Third, what scaffolding's prediction would even have looked like, if true. As a closing exercise, have students articulate what evidence would convince them that the scaffold framing was right: some capability threshold past which the surrounding code becomes more confound than capability. The exercise sharpens their thinking about the relationship between model capability and system capability, and inoculates them against the easy assumption that improvements in either are improvements in both.
Final integrative lab
Students bring forward the artifact each course produced — the prompts from the prompt course, the context-engineering pipeline from the context course, the harness from the harness course — and compose them into a single agent attacking a non-trivial task in a non-trivial environment. AppWorld or a custom domain works well. The deliverable is a paper about the system: students must report which design decisions belonged to which layer, which decisions cut across layers (and therefore which discipline's vocabulary fails to capture them), where the composition introduced behaviors none of the layers predicted, and what their pass^k variance looks like over at least ten runs.
The paper is the trilogy's exit exam. Students who can write it well will understand something most working practitioners miss: prompt, context, and harness engineering name adjacent regions of a single design surface, and the agent sits on top of all three.
A Closing Note for the Final Lecture
The trilogy was structured this way because the field arrived at it this way, painfully and in roughly this order.

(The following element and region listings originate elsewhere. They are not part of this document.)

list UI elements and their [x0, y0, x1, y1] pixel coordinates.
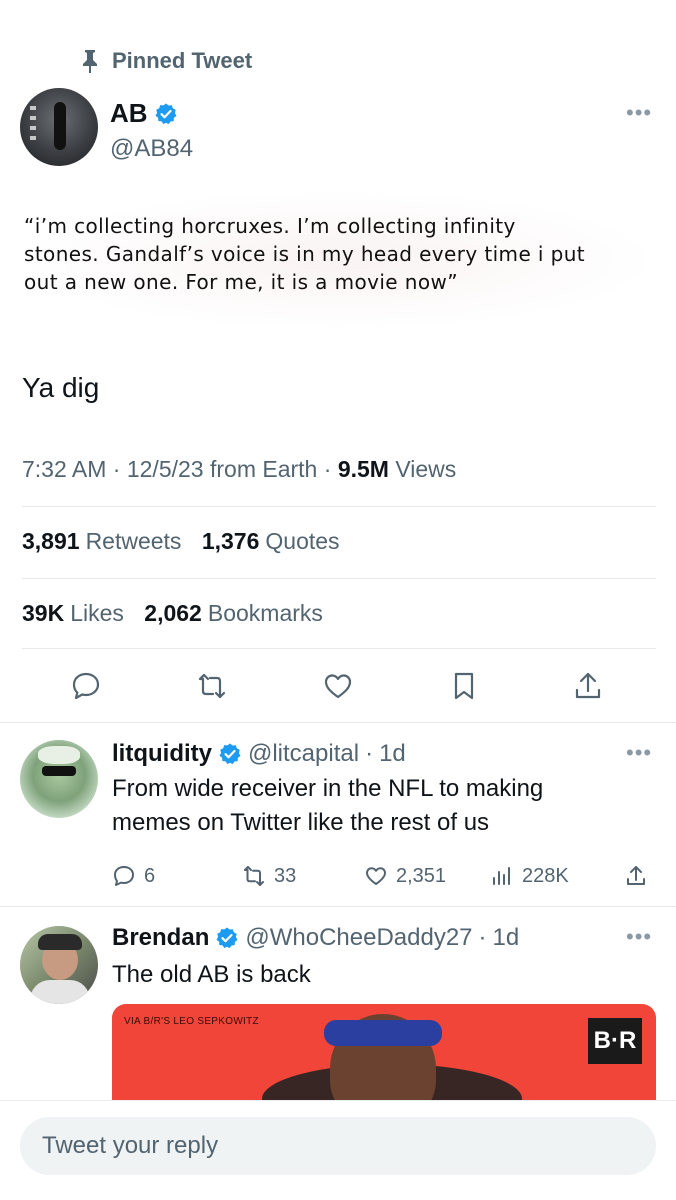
tweet-action-bar [0, 666, 676, 710]
reply-age: 1d [379, 740, 406, 767]
reply-views-count: 228K [522, 864, 569, 887]
more-icon[interactable]: ••• [626, 740, 652, 766]
reply-text-line: memes on Twitter like the rest of us [112, 809, 490, 836]
divider [22, 648, 656, 649]
tweet-author[interactable]: AB @AB84 [20, 88, 193, 166]
reply-author-name[interactable]: litquidity [112, 740, 212, 768]
like-icon [324, 674, 352, 699]
tweet-text: Ya dig [22, 372, 100, 403]
tweet-meta: 7:32 AM · 12/5/23 from Earth · 9.5M View… [22, 456, 457, 482]
reply-icon [114, 866, 134, 886]
retweets-label: Retweets [85, 528, 182, 554]
pin-icon [83, 50, 97, 73]
bookmarks-label: Bookmarks [207, 600, 323, 626]
quotes-stat[interactable]: 1,376 Quotes [202, 528, 340, 554]
tweet-source: from Earth [209, 456, 318, 482]
views-label: Views [395, 456, 457, 482]
reply-retweet-button[interactable]: 33 [242, 864, 296, 888]
share-icon [575, 672, 601, 699]
retweet-icon [198, 673, 226, 699]
verified-icon [216, 927, 238, 949]
quotes-label: Quotes [265, 528, 340, 554]
reply-like-button[interactable]: 2,351 [364, 864, 446, 888]
avatar[interactable] [20, 740, 98, 818]
br-logo: B·R [588, 1018, 642, 1064]
reply-composer [0, 1100, 676, 1200]
retweets-stat[interactable]: 3,891 Retweets [22, 528, 181, 554]
avatar[interactable] [20, 88, 98, 166]
quote-line: out a new one. For me, it is a movie now… [24, 270, 458, 294]
reply-age: 1d [492, 924, 520, 951]
reply-author-name[interactable]: Brendan [112, 924, 209, 952]
bookmarks-stat[interactable]: 2,062 Bookmarks [144, 600, 323, 626]
reply-tweet[interactable]: litquidity @litcapital · 1d ••• From wide … [0, 740, 676, 902]
reply-reply-button[interactable]: 6 [112, 864, 155, 888]
retweet-button[interactable] [192, 666, 232, 706]
bookmark-icon [454, 672, 474, 700]
pinned-label: Pinned Tweet [80, 48, 252, 74]
quote-image-text: “i’m collecting horcruxes. I’m collectin… [24, 212, 644, 296]
reply-author-handle[interactable]: @WhoCheeDaddy27 [245, 924, 472, 952]
tweet-date[interactable]: 12/5/23 [127, 456, 204, 482]
quote-line: stones. Gandalf’s voice is in my head ev… [24, 242, 586, 266]
views-icon [493, 867, 510, 885]
likes-count: 39K [22, 600, 65, 626]
pinned-text: Pinned Tweet [112, 48, 253, 73]
media-credit: VIA B/R'S LEO SEPKOWITZ [124, 1016, 259, 1027]
reply-text: From wide receiver in the NFL to making … [112, 772, 652, 840]
divider [0, 722, 676, 723]
divider [22, 506, 656, 507]
reply-replies-count: 6 [144, 864, 156, 887]
retweets-count: 3,891 [22, 528, 80, 554]
likes-stat[interactable]: 39K Likes [22, 600, 124, 626]
reply-media-image[interactable]: VIA B/R'S LEO SEPKOWITZ B·R [112, 1004, 656, 1104]
share-icon [627, 866, 645, 885]
reply-button[interactable] [66, 666, 106, 706]
reply-input[interactable] [20, 1117, 656, 1175]
bookmarks-count: 2,062 [144, 600, 202, 626]
avatar[interactable] [20, 926, 98, 1004]
like-icon [366, 867, 386, 885]
verified-icon [155, 103, 177, 124]
bookmark-button[interactable] [444, 666, 484, 706]
reply-author-handle[interactable]: @litcapital [248, 740, 359, 768]
author-handle[interactable]: @AB84 [110, 135, 193, 163]
like-bookmark-stats: 39K Likes 2,062 Bookmarks [22, 600, 323, 627]
reply-action-bar: 6 33 2,351 228K [112, 864, 652, 896]
more-icon[interactable]: ••• [626, 100, 652, 126]
divider [0, 906, 676, 907]
media-headband [324, 1020, 442, 1046]
divider [22, 578, 656, 579]
author-name[interactable]: AB [110, 98, 148, 129]
reply-likes-count: 2,351 [396, 864, 447, 887]
retweet-quote-stats: 3,891 Retweets 1,376 Quotes [22, 528, 340, 555]
reply-tweet[interactable]: Brendan @WhoCheeDaddy27 · 1d ••• The old A… [0, 924, 676, 1004]
reply-text: The old AB is back [112, 961, 311, 988]
reply-text-line: From wide receiver in the NFL to making [112, 775, 544, 802]
quotes-count: 1,376 [201, 528, 260, 554]
verified-icon [219, 743, 241, 765]
reply-icon [72, 672, 100, 700]
more-icon[interactable]: ••• [626, 924, 652, 950]
quote-line: “i’m collecting horcruxes. I’m collectin… [24, 214, 516, 238]
tweet-time[interactable]: 7:32 AM [22, 456, 106, 482]
reply-share-button[interactable] [624, 864, 648, 888]
likes-label: Likes [70, 600, 124, 626]
retweet-icon [244, 866, 264, 886]
share-button[interactable] [568, 666, 608, 706]
reply-retweets-count: 33 [274, 864, 297, 887]
reply-views-button[interactable]: 228K [490, 864, 569, 888]
views-count: 9.5M [337, 456, 389, 482]
like-button[interactable] [318, 666, 358, 706]
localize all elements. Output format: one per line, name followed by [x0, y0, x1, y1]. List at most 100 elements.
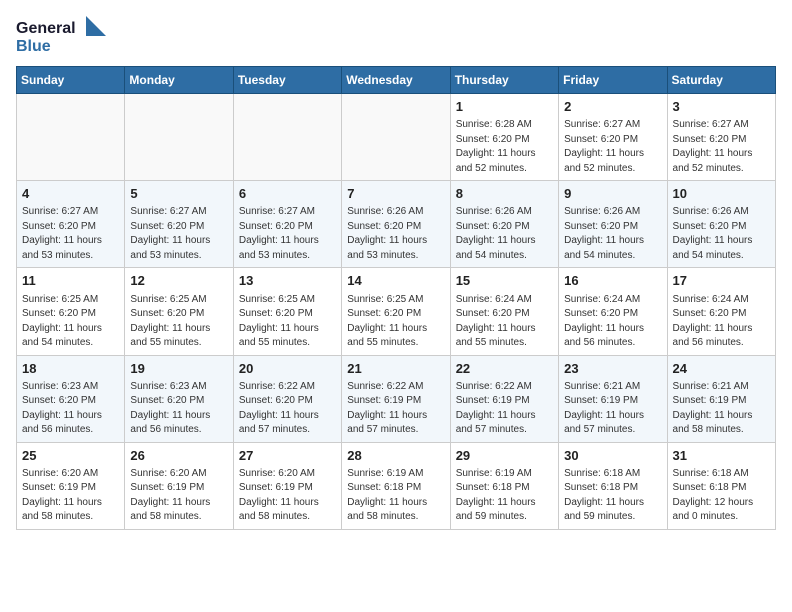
day-info: Sunrise: 6:25 AMSunset: 6:20 PMDaylight:…: [347, 293, 444, 351]
day-info: Sunrise: 6:21 AMSunset: 6:19 PMDaylight:…: [564, 380, 661, 438]
calendar-day: 5 Sunrise: 6:27 AMSunset: 6:20 PMDaylight…: [125, 181, 233, 268]
day-info: Sunrise: 6:26 AMSunset: 6:20 PMDaylight:…: [456, 205, 553, 263]
calendar-day: 10 Sunrise: 6:26 AMSunset: 6:20 PMDayligh…: [667, 181, 775, 268]
calendar-day: 30 Sunrise: 6:18 AMSunset: 6:18 PMDayligh…: [559, 442, 667, 529]
day-number: 7: [347, 185, 444, 203]
day-number: 14: [347, 272, 444, 290]
day-info: Sunrise: 6:19 AMSunset: 6:18 PMDaylight:…: [456, 467, 553, 525]
day-info: Sunrise: 6:27 AMSunset: 6:20 PMDaylight:…: [22, 205, 119, 263]
calendar-day: 7Sunrise: 6:26 AMSunset: 6:20 PMDaylight…: [342, 181, 450, 268]
calendar-table: SundayMondayTuesdayWednesdayThursdayFrid…: [16, 66, 776, 530]
day-number: 6: [239, 185, 336, 203]
day-info: Sunrise: 6:22 AMSunset: 6:19 PMDaylight:…: [347, 380, 444, 438]
calendar-day: 20 Sunrise: 6:22 AMSunset: 6:20 PMDayligh…: [233, 355, 341, 442]
day-info: Sunrise: 6:26 AMSunset: 6:20 PMDaylight:…: [673, 205, 770, 263]
calendar-week-1: 1Sunrise: 6:28 AMSunset: 6:20 PMDaylight…: [17, 94, 776, 181]
calendar-day: 31 Sunrise: 6:18 AMSunset: 6:18 PMDayligh…: [667, 442, 775, 529]
day-info: Sunrise: 6:22 AMSunset: 6:20 PMDaylight:…: [239, 380, 336, 438]
calendar-week-3: 11 Sunrise: 6:25 AMSunset: 6:20 PMDayligh…: [17, 268, 776, 355]
day-number: 11: [22, 272, 119, 290]
page-header: GeneralBlue: [16, 16, 776, 56]
day-number: 20: [239, 360, 336, 378]
day-number: 13: [239, 272, 336, 290]
day-info: Sunrise: 6:27 AMSunset: 6:20 PMDaylight:…: [239, 205, 336, 263]
calendar-day: 18 Sunrise: 6:23 AMSunset: 6:20 PMDayligh…: [17, 355, 125, 442]
day-header-sunday: Sunday: [17, 67, 125, 94]
day-info: Sunrise: 6:26 AMSunset: 6:20 PMDaylight:…: [564, 205, 661, 263]
day-number: 8: [456, 185, 553, 203]
calendar-day: 11 Sunrise: 6:25 AMSunset: 6:20 PMDayligh…: [17, 268, 125, 355]
calendar-day: 29 Sunrise: 6:19 AMSunset: 6:18 PMDayligh…: [450, 442, 558, 529]
day-header-wednesday: Wednesday: [342, 67, 450, 94]
calendar-day: 6 Sunrise: 6:27 AMSunset: 6:20 PMDaylight…: [233, 181, 341, 268]
calendar-header-row: SundayMondayTuesdayWednesdayThursdayFrid…: [17, 67, 776, 94]
day-header-thursday: Thursday: [450, 67, 558, 94]
day-number: 10: [673, 185, 770, 203]
calendar-day: 17 Sunrise: 6:24 AMSunset: 6:20 PMDayligh…: [667, 268, 775, 355]
day-number: 28: [347, 447, 444, 465]
day-info: Sunrise: 6:20 AMSunset: 6:19 PMDaylight:…: [239, 467, 336, 525]
day-info: Sunrise: 6:27 AMSunset: 6:20 PMDaylight:…: [130, 205, 227, 263]
day-info: Sunrise: 6:19 AMSunset: 6:18 PMDaylight:…: [347, 467, 444, 525]
day-info: Sunrise: 6:24 AMSunset: 6:20 PMDaylight:…: [456, 293, 553, 351]
day-number: 22: [456, 360, 553, 378]
logo: GeneralBlue: [16, 16, 106, 56]
day-info: Sunrise: 6:21 AMSunset: 6:19 PMDaylight:…: [673, 380, 770, 438]
svg-text:General: General: [16, 20, 76, 37]
calendar-week-5: 25 Sunrise: 6:20 AMSunset: 6:19 PMDayligh…: [17, 442, 776, 529]
day-info: Sunrise: 6:25 AMSunset: 6:20 PMDaylight:…: [22, 293, 119, 351]
day-info: Sunrise: 6:18 AMSunset: 6:18 PMDaylight:…: [564, 467, 661, 525]
day-header-friday: Friday: [559, 67, 667, 94]
day-number: 29: [456, 447, 553, 465]
day-number: 4: [22, 185, 119, 203]
calendar-day: 3Sunrise: 6:27 AMSunset: 6:20 PMDaylight…: [667, 94, 775, 181]
calendar-day: 23Sunrise: 6:21 AMSunset: 6:19 PMDayligh…: [559, 355, 667, 442]
day-number: 17: [673, 272, 770, 290]
day-info: Sunrise: 6:28 AMSunset: 6:20 PMDaylight:…: [456, 118, 553, 176]
day-number: 18: [22, 360, 119, 378]
day-number: 25: [22, 447, 119, 465]
calendar-day: 1Sunrise: 6:28 AMSunset: 6:20 PMDaylight…: [450, 94, 558, 181]
calendar-day: 27 Sunrise: 6:20 AMSunset: 6:19 PMDayligh…: [233, 442, 341, 529]
calendar-day: 15Sunrise: 6:24 AMSunset: 6:20 PMDayligh…: [450, 268, 558, 355]
calendar-day: 2Sunrise: 6:27 AMSunset: 6:20 PMDaylight…: [559, 94, 667, 181]
calendar-day: 12Sunrise: 6:25 AMSunset: 6:20 PMDayligh…: [125, 268, 233, 355]
svg-text:Blue: Blue: [16, 38, 51, 55]
day-number: 26: [130, 447, 227, 465]
day-info: Sunrise: 6:23 AMSunset: 6:20 PMDaylight:…: [130, 380, 227, 438]
calendar-day: 4 Sunrise: 6:27 AMSunset: 6:20 PMDaylight…: [17, 181, 125, 268]
day-number: 30: [564, 447, 661, 465]
calendar-day: 16 Sunrise: 6:24 AMSunset: 6:20 PMDayligh…: [559, 268, 667, 355]
day-header-saturday: Saturday: [667, 67, 775, 94]
day-number: 16: [564, 272, 661, 290]
calendar-day: 21 Sunrise: 6:22 AMSunset: 6:19 PMDayligh…: [342, 355, 450, 442]
day-info: Sunrise: 6:18 AMSunset: 6:18 PMDaylight:…: [673, 467, 770, 525]
calendar-day: 24Sunrise: 6:21 AMSunset: 6:19 PMDayligh…: [667, 355, 775, 442]
calendar-day: [233, 94, 341, 181]
calendar-day: 26 Sunrise: 6:20 AMSunset: 6:19 PMDayligh…: [125, 442, 233, 529]
day-number: 3: [673, 98, 770, 116]
day-info: Sunrise: 6:24 AMSunset: 6:20 PMDaylight:…: [673, 293, 770, 351]
day-info: Sunrise: 6:23 AMSunset: 6:20 PMDaylight:…: [22, 380, 119, 438]
calendar-day: 22Sunrise: 6:22 AMSunset: 6:19 PMDayligh…: [450, 355, 558, 442]
day-number: 27: [239, 447, 336, 465]
calendar-day: 13 Sunrise: 6:25 AMSunset: 6:20 PMDayligh…: [233, 268, 341, 355]
day-number: 9: [564, 185, 661, 203]
day-info: Sunrise: 6:25 AMSunset: 6:20 PMDaylight:…: [130, 293, 227, 351]
day-info: Sunrise: 6:20 AMSunset: 6:19 PMDaylight:…: [130, 467, 227, 525]
calendar-day: [342, 94, 450, 181]
day-number: 2: [564, 98, 661, 116]
calendar-day: 14 Sunrise: 6:25 AMSunset: 6:20 PMDayligh…: [342, 268, 450, 355]
day-number: 21: [347, 360, 444, 378]
day-info: Sunrise: 6:24 AMSunset: 6:20 PMDaylight:…: [564, 293, 661, 351]
day-number: 19: [130, 360, 227, 378]
day-number: 5: [130, 185, 227, 203]
day-info: Sunrise: 6:20 AMSunset: 6:19 PMDaylight:…: [22, 467, 119, 525]
calendar-day: 9 Sunrise: 6:26 AMSunset: 6:20 PMDaylight…: [559, 181, 667, 268]
calendar-day: 8 Sunrise: 6:26 AMSunset: 6:20 PMDaylight…: [450, 181, 558, 268]
calendar-day: 19 Sunrise: 6:23 AMSunset: 6:20 PMDayligh…: [125, 355, 233, 442]
day-number: 31: [673, 447, 770, 465]
day-info: Sunrise: 6:25 AMSunset: 6:20 PMDaylight:…: [239, 293, 336, 351]
calendar-day: 25 Sunrise: 6:20 AMSunset: 6:19 PMDayligh…: [17, 442, 125, 529]
day-header-monday: Monday: [125, 67, 233, 94]
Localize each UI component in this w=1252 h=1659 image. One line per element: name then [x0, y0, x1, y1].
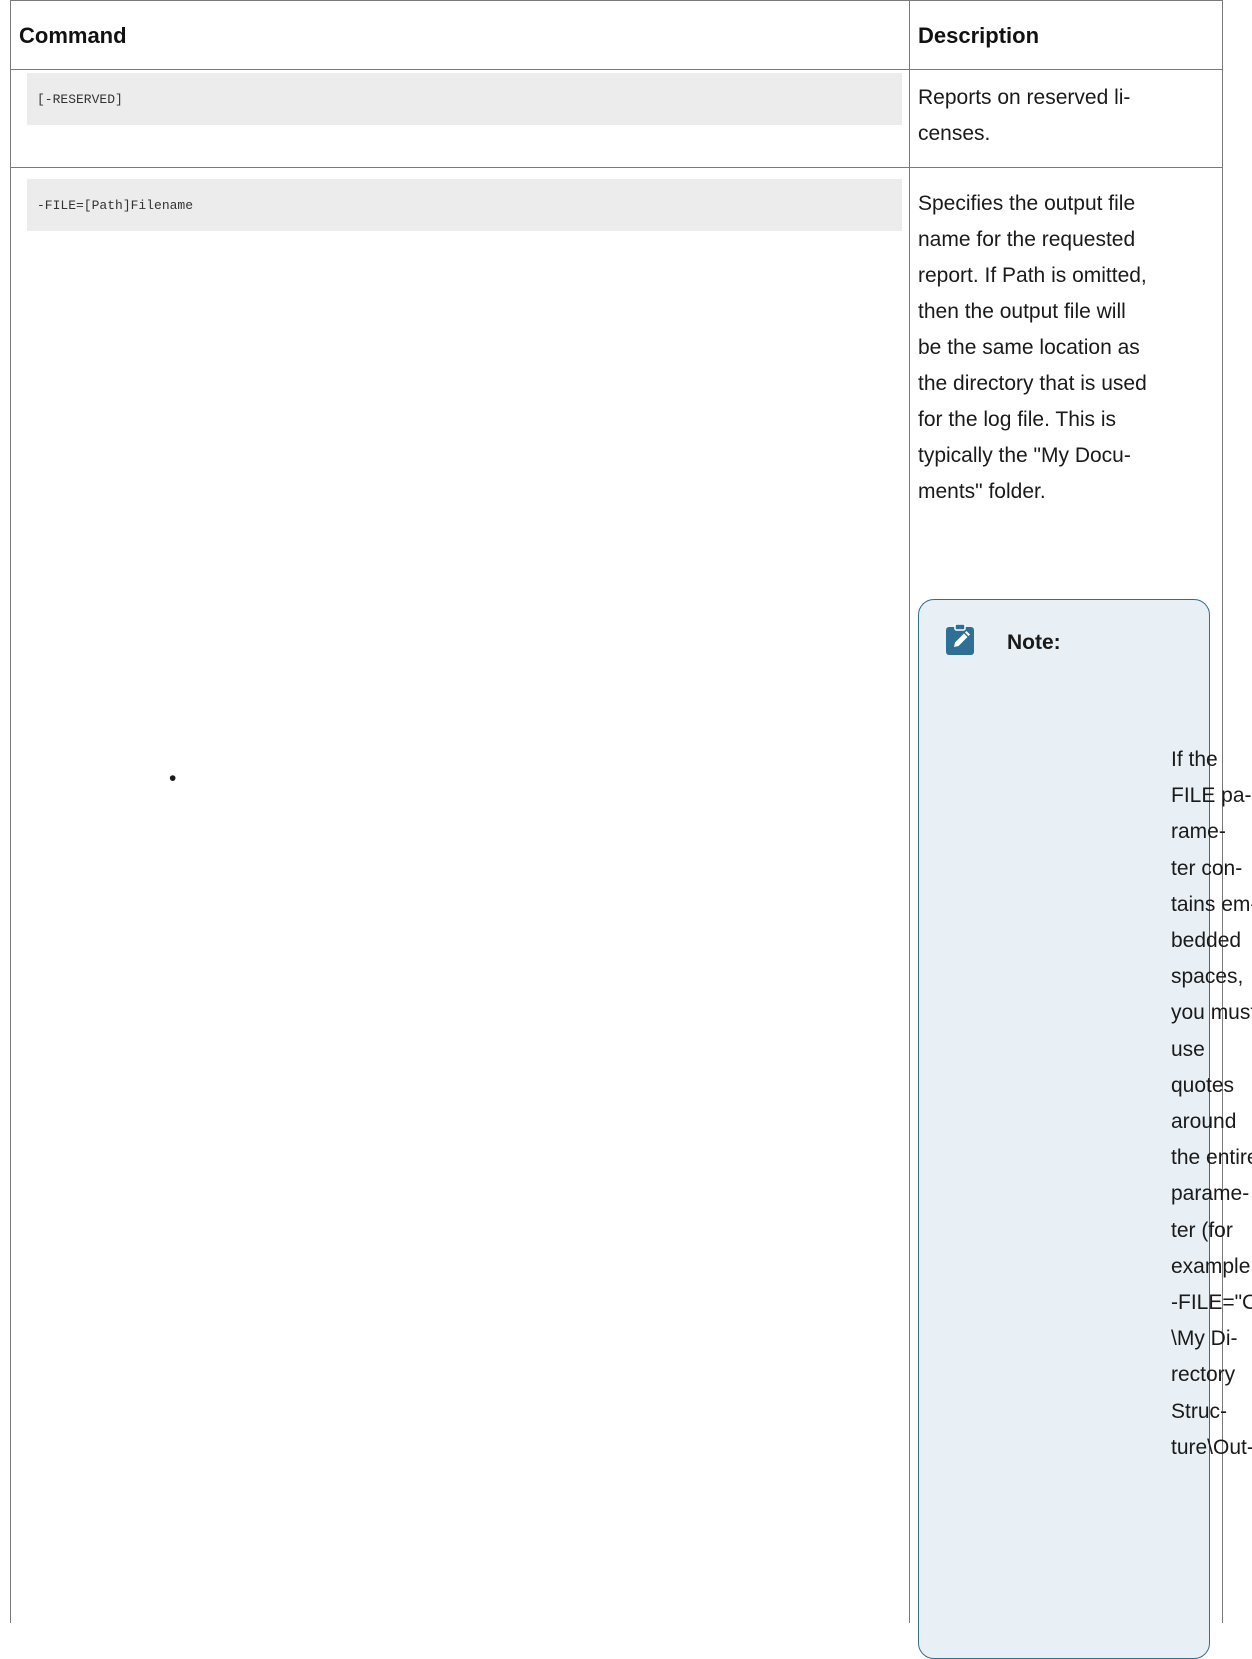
- note-line: quotes: [1171, 1073, 1235, 1097]
- column-divider: [909, 0, 910, 1623]
- note-callout: Note:: [918, 599, 1210, 1659]
- command-code-file: -FILE=[Path]Filename: [27, 179, 902, 231]
- code-text: [-RESERVED]: [37, 91, 123, 107]
- code-text: -FILE=[Path]Filename: [37, 197, 194, 213]
- note-line: ter (for: [1171, 1218, 1233, 1242]
- note-line: example,: [1171, 1254, 1252, 1278]
- note-line: spaces,: [1171, 965, 1244, 989]
- note-line: ter con-: [1171, 856, 1243, 880]
- pencil-note-icon: [946, 624, 974, 655]
- description-line: then the output file will: [918, 300, 1126, 323]
- description-file: Specifies the output file name for the r…: [918, 186, 1210, 510]
- note-line: -FILE="C:: [1171, 1291, 1252, 1315]
- row-divider: [11, 167, 1222, 168]
- table-top-border: [11, 0, 1222, 1]
- description-line: censes.: [918, 122, 991, 145]
- bullet-marker: •: [169, 767, 177, 790]
- description-line: name for the requested: [918, 228, 1136, 251]
- description-line: for the log file. This is: [918, 408, 1117, 431]
- note-line: ture\Out-: [1171, 1435, 1252, 1459]
- note-line: tains em-: [1171, 892, 1252, 916]
- description-line: typically the "My Docu-: [918, 444, 1131, 467]
- command-table: Command Description [-RESERVED] Reports …: [10, 0, 1223, 1659]
- description-line: be the same location as: [918, 336, 1140, 359]
- note-line: parame-: [1171, 1182, 1250, 1206]
- description-column-header: Description: [918, 23, 1040, 48]
- description-line: report. If Path is omitted,: [918, 264, 1147, 287]
- note-line: FILE pa-: [1171, 784, 1252, 808]
- note-line: around: [1171, 1110, 1237, 1134]
- command-column-header: Command: [19, 23, 127, 48]
- note-title: Note:: [1007, 631, 1061, 654]
- header-divider: [11, 69, 1222, 70]
- description-line: Reports on reserved li-: [918, 86, 1131, 109]
- note-line: rectory: [1171, 1363, 1236, 1387]
- description-reserved: Reports on reserved li- censes.: [918, 80, 1210, 152]
- note-line: If the: [1171, 748, 1218, 771]
- description-line: Specifies the output file: [918, 192, 1136, 215]
- note-line: the entire: [1171, 1146, 1252, 1170]
- note-line: Struc-: [1171, 1399, 1228, 1423]
- note-line: you must: [1171, 1001, 1252, 1025]
- description-line: ments" folder.: [918, 480, 1046, 503]
- command-code-reserved: [-RESERVED]: [27, 73, 902, 125]
- note-bullet-text: If the FILE pa- rame- ter con- tains em-…: [1171, 742, 1252, 1466]
- note-line: use: [1171, 1037, 1205, 1061]
- description-line: the directory that is used: [918, 372, 1147, 395]
- note-line: \My Di-: [1171, 1327, 1238, 1351]
- note-line: rame-: [1171, 820, 1226, 844]
- note-line: bedded: [1171, 929, 1242, 953]
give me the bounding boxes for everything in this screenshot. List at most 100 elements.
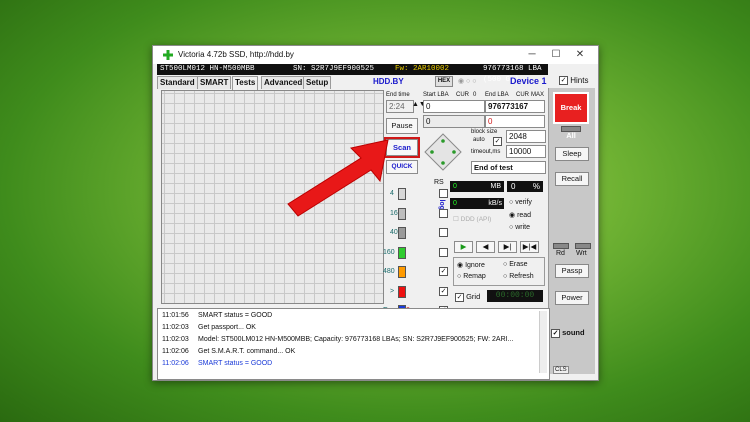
drive-firmware: Fw: 2AR10002 <box>395 65 450 73</box>
block-legend-label: 480 <box>383 268 395 275</box>
speed-display: 0 kB/s <box>450 198 504 209</box>
pause-button[interactable]: Pause <box>386 118 418 134</box>
start-lba-zero: 0 <box>473 92 477 98</box>
maximize-button[interactable]: ☐ <box>545 48 567 62</box>
block-legend-label: > <box>390 287 395 295</box>
check-icon: ✓ <box>559 76 568 86</box>
block-color-swatch <box>398 227 406 239</box>
sleep-button[interactable]: Sleep <box>555 147 589 161</box>
hints-checkbox[interactable]: ✓ Hints <box>559 76 589 86</box>
log-scrollbar[interactable] <box>539 311 547 373</box>
tab-smart[interactable]: SMART <box>197 76 232 89</box>
speed-value: 0 <box>453 200 457 207</box>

Prompt engineering came first because it was the cheapest way to get useful behavior out of a black-box model. Context engineering followed once context windows grew large enough that their contents became the bottleneck. Harness engineering became respectable only once it was clear that capable models still needed sustained, deterministic infrastructure around them to produce reliable systems.
The next layer — whatever it turns out to be — will get its own name once the field knows what to call it. The test for students is whether they can guess what that name will be. Correct guesses are most likely to come from building the thing before the field names it.